Le razze di grande taglia, come i grand Bleu o i poitevin, ricevettero il sangue foxhound e staghound, dando vita a quelli che sarebbero poi stati chiamati grand anglo-francais, mentre le razze di taglia media, quali i petit bleu, i porcelaine o gli ariegeois, diedero vita agli anglo francais de petit vènerie. Naturalmente non fu così automatico, né così rapido. Il riconoscimento ufficiale, dopo anni di vicende chiare ed oscure, arrivò alla fine degli anni settanta, spinto e caldeggiato da cinofili quali Daubignè, ormai vecchissimo, ed Emile Guillet.
Ma cosa ottennero i francesi, da quegli incroci? Quali furono i risultati? Essi cercarono di incanalare insieme le indiscutibili qualità di coraggio, velocità e resistenza fisica dei segugi britannici con la correttezza di comportamento e col naso prodigioso delle loro razze, stancate da ritorni sanguinei sempre più frequenti.
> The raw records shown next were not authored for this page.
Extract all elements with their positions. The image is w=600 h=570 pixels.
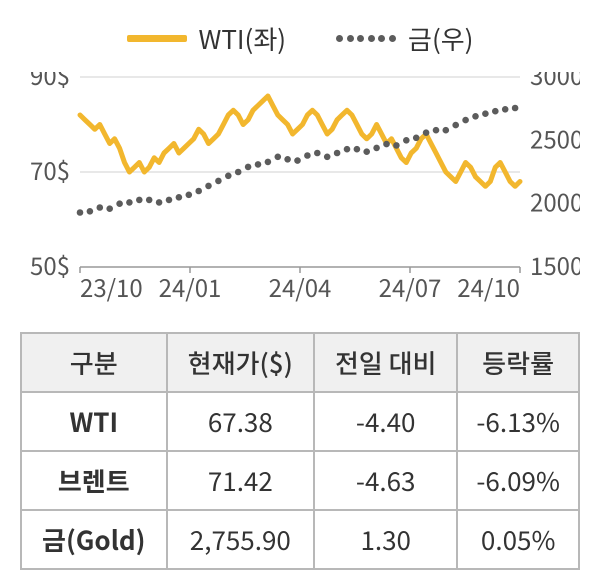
table-cell: WTI: [21, 392, 167, 451]
svg-text:1500$: 1500$: [530, 247, 580, 282]
table-cell: 0.05%: [457, 510, 579, 569]
chart-svg: 50$ 70$ 90$ 1500$ 2000$ 2500$ 3000$ 23/10 24/01 2…: [20, 72, 580, 312]
col-change: 전일 대비: [314, 333, 457, 392]
legend-label-wti: WTI(좌): [199, 20, 287, 57]
table-cell: 2,755.90: [167, 510, 315, 569]
chart-area: 50$ 70$ 90$ 1500$ 2000$ 2500$ 3000$ 23/10 24/01 2…: [20, 72, 580, 312]
svg-text:70$: 70$: [30, 152, 70, 187]
col-category: 구분: [21, 333, 167, 392]
table-cell: -6.13%: [457, 392, 579, 451]
table-cell: 67.38: [167, 392, 315, 451]
svg-text:2500$: 2500$: [530, 120, 580, 155]
svg-text:90$: 90$: [30, 72, 70, 92]
svg-text:24/07: 24/07: [379, 269, 442, 304]
col-price: 현재가($): [167, 333, 315, 392]
table-row: WTI67.38-4.40-6.13%: [21, 392, 579, 451]
svg-text:3000$: 3000$: [530, 72, 580, 92]
table-cell: -4.63: [314, 451, 457, 510]
table-cell: 브렌트: [21, 451, 167, 510]
legend-item-gold: 금(우): [336, 20, 473, 57]
wti-swatch: [127, 35, 187, 42]
svg-text:24/04: 24/04: [269, 269, 332, 304]
svg-text:24/01: 24/01: [159, 269, 222, 304]
legend-item-wti: WTI(좌): [127, 20, 287, 57]
table-cell: -4.40: [314, 392, 457, 451]
table-row: 브렌트71.42-4.63-6.09%: [21, 451, 579, 510]
table-cell: 금(Gold): [21, 510, 167, 569]
table-cell: 1.30: [314, 510, 457, 569]
col-pct: 등락률: [457, 333, 579, 392]
svg-text:2000$: 2000$: [530, 184, 580, 219]
main-container: WTI(좌) 금(우) 50$ 70$ 90$ 1500$ 2000$ 2500$ 3000…: [0, 0, 600, 561]
svg-text:23/10: 23/10: [80, 269, 143, 304]
gold-swatch: [336, 35, 396, 43]
svg-text:24/10: 24/10: [457, 269, 520, 304]
svg-text:50$: 50$: [30, 247, 70, 282]
table-row: 금(Gold)2,755.901.300.05%: [21, 510, 579, 569]
table-header-row: 구분 현재가($) 전일 대비 등락률: [21, 333, 579, 392]
chart-legend: WTI(좌) 금(우): [20, 20, 580, 57]
table-cell: 71.42: [167, 451, 315, 510]
price-table: 구분 현재가($) 전일 대비 등락률 WTI67.38-4.40-6.13%브…: [20, 332, 580, 570]
legend-label-gold: 금(우): [408, 20, 473, 57]
table-cell: -6.09%: [457, 451, 579, 510]
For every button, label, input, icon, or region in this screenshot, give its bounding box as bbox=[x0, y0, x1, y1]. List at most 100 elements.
I risultati furono da quasi subito superiori ad ogni aspettativa, anche se dovettero passare molti decenni per fissare in via definitiva il tipo, conferendogli le sfumature desiderate. In Italia, l’unica razza ad essere conosciuta ed adoperata praticamente è l’Anglo-Francais de Petit Venerie, più leggero e poliedrico, che in Francia venne da subito impiegata sul capriolo, ma soprattutto su volpe e cinghiale, passando senza problemi per la lepre ed il daino. Solo cervo e lupo per evidenti ragioni di inopportunità, gli vennero risparmiati. E, tuttavia, malgrado la destinazione d’uso inscritta nel nome, questo anglofrancese venne impiegato con discreto successo anche in Grand Venerie. Nel nostro belpaese, intorno ai primi anni ottanta è stato il cinghiale e la sua espansione a fungere da innesco e, naturalmente, a fare da bersaglio a questa razza nuova, rinfrescata e pronta ad accettare la sfida che il re della macchia avrebbe lanciato loro.